Parallèlement, c’est l’occasion pour le ministre de l’Éducation nationale de faire parler de lui sans trop de risque pour sa popularité, à condition qu’il ne commette par l’erreur d’annoncer des réformes trop brutales.
Luc Chatel, actuel figurant gouvernemental à ce poste, l’a parfaitement compris. Il doit indiquer ce matin le nombre d’établissements scolaires qui expérimenteront à la rentrée un nouveau rythme scolaire : des cours le matin, du sport l’après-midi.
“Ils devraient être entre deux et trois par académie, soit plusieurs dizaines. Les pionniers, quelques établissements privés et un établissement public sont aujourd’hui encore peu nombreux. Mais les recteurs sont encouragés à trouver des candidats pour ces expérimentations. Un appel d’offres national sur l’aménagement du rythme scolaire autour de la pratique sportive “vise à encourager ces nouveaux aménagements du temps scolaire en privilégiant la pratique d’activités sportives l’après-midi”, comme on peut le lire dans un texte de la Direction générale de l’enseignement scolaire (Dgesco)” (Le Figaro, 24 mai 2010).

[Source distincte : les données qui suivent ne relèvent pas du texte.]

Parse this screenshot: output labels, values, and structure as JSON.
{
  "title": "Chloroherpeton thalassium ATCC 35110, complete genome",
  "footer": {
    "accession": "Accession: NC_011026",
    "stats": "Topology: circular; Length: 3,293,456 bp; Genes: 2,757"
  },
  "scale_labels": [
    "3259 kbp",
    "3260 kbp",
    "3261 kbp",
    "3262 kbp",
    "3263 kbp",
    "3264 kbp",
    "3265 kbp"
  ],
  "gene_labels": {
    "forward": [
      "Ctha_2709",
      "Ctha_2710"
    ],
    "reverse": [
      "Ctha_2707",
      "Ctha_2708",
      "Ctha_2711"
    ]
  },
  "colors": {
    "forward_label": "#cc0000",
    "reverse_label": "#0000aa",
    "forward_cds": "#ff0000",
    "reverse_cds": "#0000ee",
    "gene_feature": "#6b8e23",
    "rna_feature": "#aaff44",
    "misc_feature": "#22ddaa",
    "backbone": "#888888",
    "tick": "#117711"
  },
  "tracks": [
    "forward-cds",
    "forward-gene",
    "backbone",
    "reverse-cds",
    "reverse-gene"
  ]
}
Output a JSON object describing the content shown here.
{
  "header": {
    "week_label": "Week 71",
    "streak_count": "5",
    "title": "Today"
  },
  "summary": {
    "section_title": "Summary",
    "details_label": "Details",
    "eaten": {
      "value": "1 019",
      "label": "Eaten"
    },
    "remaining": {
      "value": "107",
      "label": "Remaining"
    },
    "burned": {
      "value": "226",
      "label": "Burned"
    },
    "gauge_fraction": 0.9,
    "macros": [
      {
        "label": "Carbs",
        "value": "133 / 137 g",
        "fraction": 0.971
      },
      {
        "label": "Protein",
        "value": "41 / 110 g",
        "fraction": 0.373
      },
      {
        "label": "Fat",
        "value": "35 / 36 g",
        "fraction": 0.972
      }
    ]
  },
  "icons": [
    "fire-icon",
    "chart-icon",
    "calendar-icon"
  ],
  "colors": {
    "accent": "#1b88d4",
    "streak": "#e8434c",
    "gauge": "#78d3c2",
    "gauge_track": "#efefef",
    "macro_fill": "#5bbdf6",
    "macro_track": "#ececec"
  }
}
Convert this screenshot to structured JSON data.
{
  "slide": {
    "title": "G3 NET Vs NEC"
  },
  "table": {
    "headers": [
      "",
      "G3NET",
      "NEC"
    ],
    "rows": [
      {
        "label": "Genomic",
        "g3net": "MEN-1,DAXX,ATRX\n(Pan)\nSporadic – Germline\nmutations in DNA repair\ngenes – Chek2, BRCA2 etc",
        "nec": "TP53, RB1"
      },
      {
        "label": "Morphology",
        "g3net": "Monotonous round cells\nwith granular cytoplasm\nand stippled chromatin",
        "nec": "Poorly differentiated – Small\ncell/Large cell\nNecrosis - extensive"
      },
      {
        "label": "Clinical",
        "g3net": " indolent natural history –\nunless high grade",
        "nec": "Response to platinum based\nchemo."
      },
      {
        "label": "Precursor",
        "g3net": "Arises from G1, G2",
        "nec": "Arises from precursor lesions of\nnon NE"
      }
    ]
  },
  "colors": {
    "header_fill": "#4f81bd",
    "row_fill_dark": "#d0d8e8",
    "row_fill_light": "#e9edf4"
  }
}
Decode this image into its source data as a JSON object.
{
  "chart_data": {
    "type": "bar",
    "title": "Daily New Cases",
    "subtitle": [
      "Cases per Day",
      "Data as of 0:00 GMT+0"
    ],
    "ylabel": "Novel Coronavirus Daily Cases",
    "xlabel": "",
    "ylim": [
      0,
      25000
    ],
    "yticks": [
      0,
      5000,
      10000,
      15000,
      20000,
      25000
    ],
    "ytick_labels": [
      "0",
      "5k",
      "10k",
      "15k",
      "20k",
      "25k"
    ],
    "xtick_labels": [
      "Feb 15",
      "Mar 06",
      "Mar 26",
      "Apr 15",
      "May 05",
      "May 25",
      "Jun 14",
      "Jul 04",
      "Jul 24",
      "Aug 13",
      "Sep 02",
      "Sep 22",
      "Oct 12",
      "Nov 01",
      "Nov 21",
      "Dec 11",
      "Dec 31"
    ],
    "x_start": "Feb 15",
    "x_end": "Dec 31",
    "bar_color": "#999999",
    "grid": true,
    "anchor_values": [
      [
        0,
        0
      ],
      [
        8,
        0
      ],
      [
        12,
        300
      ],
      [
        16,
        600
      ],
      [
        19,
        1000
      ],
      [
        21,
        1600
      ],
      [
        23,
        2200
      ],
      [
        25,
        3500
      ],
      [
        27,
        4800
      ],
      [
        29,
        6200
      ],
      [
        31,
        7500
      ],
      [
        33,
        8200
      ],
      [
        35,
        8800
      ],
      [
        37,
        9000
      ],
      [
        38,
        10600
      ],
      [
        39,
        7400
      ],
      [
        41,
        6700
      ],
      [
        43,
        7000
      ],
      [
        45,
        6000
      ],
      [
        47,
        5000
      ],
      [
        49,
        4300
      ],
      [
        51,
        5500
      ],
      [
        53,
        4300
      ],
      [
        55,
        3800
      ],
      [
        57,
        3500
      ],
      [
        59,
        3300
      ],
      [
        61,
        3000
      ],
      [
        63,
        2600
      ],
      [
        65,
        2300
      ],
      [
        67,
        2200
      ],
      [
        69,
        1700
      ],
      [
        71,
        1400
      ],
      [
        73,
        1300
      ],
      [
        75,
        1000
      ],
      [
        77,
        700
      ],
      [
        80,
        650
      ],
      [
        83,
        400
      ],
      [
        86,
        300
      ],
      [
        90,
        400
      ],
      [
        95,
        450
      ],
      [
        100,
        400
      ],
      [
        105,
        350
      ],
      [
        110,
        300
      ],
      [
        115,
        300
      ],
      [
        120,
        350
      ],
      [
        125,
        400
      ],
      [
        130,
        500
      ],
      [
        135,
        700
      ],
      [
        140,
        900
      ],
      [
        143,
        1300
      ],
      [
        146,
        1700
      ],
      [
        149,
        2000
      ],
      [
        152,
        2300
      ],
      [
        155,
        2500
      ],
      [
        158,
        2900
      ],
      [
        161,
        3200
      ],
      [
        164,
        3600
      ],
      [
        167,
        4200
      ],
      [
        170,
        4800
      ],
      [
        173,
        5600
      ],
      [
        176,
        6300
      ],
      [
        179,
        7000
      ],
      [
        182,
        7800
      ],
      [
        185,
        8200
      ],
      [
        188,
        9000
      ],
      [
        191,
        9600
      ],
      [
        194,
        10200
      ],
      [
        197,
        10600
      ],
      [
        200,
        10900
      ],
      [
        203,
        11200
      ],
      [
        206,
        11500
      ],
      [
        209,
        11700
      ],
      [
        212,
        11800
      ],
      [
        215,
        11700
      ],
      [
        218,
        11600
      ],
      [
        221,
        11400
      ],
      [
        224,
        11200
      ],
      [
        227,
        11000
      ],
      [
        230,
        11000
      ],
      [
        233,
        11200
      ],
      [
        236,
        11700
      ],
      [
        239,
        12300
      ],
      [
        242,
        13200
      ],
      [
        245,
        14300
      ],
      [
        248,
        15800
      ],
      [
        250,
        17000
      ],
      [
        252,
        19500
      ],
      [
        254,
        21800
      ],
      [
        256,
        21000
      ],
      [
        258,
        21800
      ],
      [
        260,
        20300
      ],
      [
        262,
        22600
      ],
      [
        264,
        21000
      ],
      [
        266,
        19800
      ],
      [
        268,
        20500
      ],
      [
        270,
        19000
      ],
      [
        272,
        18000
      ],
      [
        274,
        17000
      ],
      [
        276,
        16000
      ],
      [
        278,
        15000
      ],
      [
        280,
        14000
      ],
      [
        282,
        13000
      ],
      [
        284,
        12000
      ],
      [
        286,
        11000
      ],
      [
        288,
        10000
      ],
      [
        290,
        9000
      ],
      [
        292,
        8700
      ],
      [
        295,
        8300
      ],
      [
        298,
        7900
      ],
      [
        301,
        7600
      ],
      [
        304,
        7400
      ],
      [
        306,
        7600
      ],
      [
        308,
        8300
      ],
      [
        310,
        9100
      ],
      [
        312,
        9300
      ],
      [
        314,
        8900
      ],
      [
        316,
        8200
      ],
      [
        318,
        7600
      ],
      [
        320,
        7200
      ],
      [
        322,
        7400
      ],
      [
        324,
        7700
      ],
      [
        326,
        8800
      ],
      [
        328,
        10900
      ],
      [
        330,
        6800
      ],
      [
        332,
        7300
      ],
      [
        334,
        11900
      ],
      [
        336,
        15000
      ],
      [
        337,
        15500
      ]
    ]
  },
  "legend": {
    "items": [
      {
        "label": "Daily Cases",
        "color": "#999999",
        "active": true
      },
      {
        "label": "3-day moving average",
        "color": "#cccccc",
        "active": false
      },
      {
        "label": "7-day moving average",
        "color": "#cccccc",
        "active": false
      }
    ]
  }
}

Pourquoi pas ! Voilà en tout cas une annonce qui ne risque pas de déclencher grèves et manifestations, bien que les beaux jours favorisent les excursions en centre-ville… A priori, l’idée est donc séduisante. Depuis la semaine de quatre jours, les élèves français ont en effet le plus grand nombre d’heures de cours en Europe sur le laps de temps le plus réduit, ce qui n’est peut-être pas la meilleure des choses, on l’admettra aisément.
Le corps enseignant français y voit pour sa part et avec l’intérêt qu’on imagine, une nouvelle réduction des heures de travail, ce qui est tout de même devenu le but notoire de cette profession ; les élèves une non-moins intéressante perspective d’en faire un peu moins encore qu’on a pris l’habitude de leur en demander : de toute façon, cela sera toujours trop, on le sait bien, on a été élève avant eux… et nombre de parents, blasés, penseront que de toute façon, vu le niveau de l’enseignement, leur progéniture ne perdra pas grand chose… L’envoyer se dégourdir les jambes lui fera par ailleurs le plus grand bien à l’heure où 1,3 million d’enfants plus ou moins français sont déjà en surpoids ou obèses…
“Une meilleure prise en compte de la pratique sportive peut permettre aux élèves de mieux vivre leur scolarité, d’accroître leur motivation et leur épanouissement et contribuer ainsi à leur réussite scolaire”, insiste la note de la Dgesco.
C’est certain, nos voisins allemands, notamment, l’ont compris depuis longtemps et ne semblent pas s’en porter plus mal.
Là où les choses s’enveniment, c’est que la généralisation d’un tel bouleversement dans les rythmes scolaires s’accompagnerait obligatoirement d’un raccourcissement des vacances d’été, selon l’adage fort connu qu’on ne peut pas avoir “le beurre et l’argent du beurre” pour une meilleure et moins lourde répartition des heures de cours sur l’année… à moins d’envisager carrément la suppression de toute scolarité, mesure toutefois jugée encore un peu trop osée, semble-t-il.
Le gouvernement risque donc non seulement de se mettre à dos les enseignants pour les raisons déjà énoncées, mais également l’industrie du tourisme qui entend imposer ses dates à elle, nous rappelant ainsi que les enfants, tout comme leurs parents, sont avant tout des consommateurs et qu’ils doivent le rester.
La réforme des rythmes scolaires risque donc de stagner encore longtemps au stade des simples bonnes intentions gouvernementales. Soit à celui de la communication. Tout comme, d’ailleurs, la plupart des réformes annoncées à grands renforts de battage médiatique par Nicolas Sarkozy, François Fillon et leurs obligés ministériels.